L'abbaye de S. Giovanni in Venere se trouve à la périphérie de la ville de Fossacesia, sur un promontoire surplombant les champs cultivés environnants et une vaste étendue de mer, connue sous le nom de Costa dei Trabocchi.
L'attribut "in Venus" pourrait provenir de la présence d'un temple romain dédié à la déesse Vénus, dont il ne reste cependant aucun vestige architectural, mais seulement la survie du toponyme Vénus.
Entre le VIIIe et le Xe siècle, il existe des preuves de la présence d'une simple cellule monastique, tandis que la naissance de l'abbaye actuelle a eu lieu en 1015 et est attribuée à Trasmondo II, comte de Teate (Chieti), dont le corps est enterré dans la crypte de l'église abbatiale.
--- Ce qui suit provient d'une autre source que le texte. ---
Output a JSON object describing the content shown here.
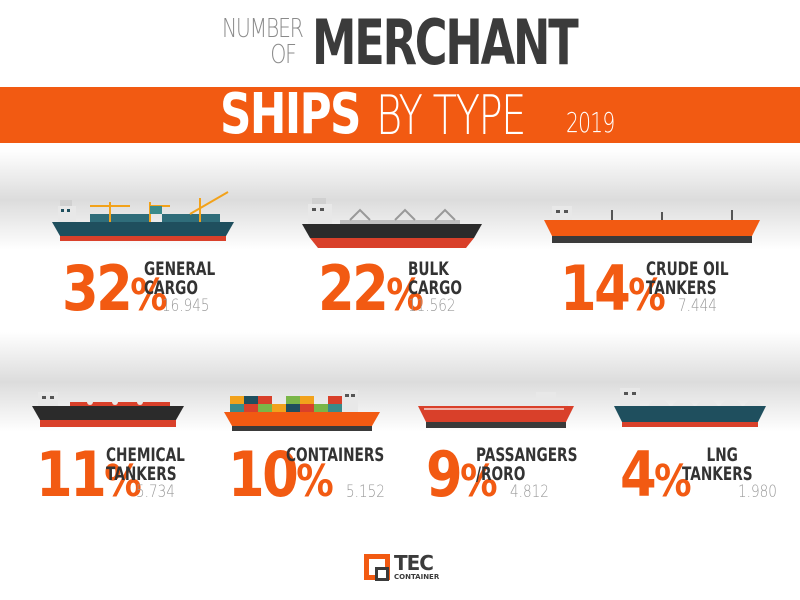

L'apparence actuelle est le résultat des transformations réalisées entre 1165 et 1204 par l'abbé Odorisio II et de celles réalisées entre 1225 et 1230 par l'abbé Rainaldo. L'abbaye abrite actuellement une communauté de Pères Passionnistes.
À l'extérieur, les visiteurs peuvent observer la structure solide de l'église, construite avec des blocs de grès dans la partie inférieure et des briques dans la partie supérieure, et s'arrêter pour observer le beau portail principal, appelé Porte de la Lune, ainsi appelé parce que, pendant le solstice d'été, il est atteint par la lumière du soleil couchant qui illumine le presbytère et la crypte. La Porte du Soleil est, au contraire, représentée par les ouvertures des trois absides, traversées par les rayons du soleil pendant le solstice d'hiver.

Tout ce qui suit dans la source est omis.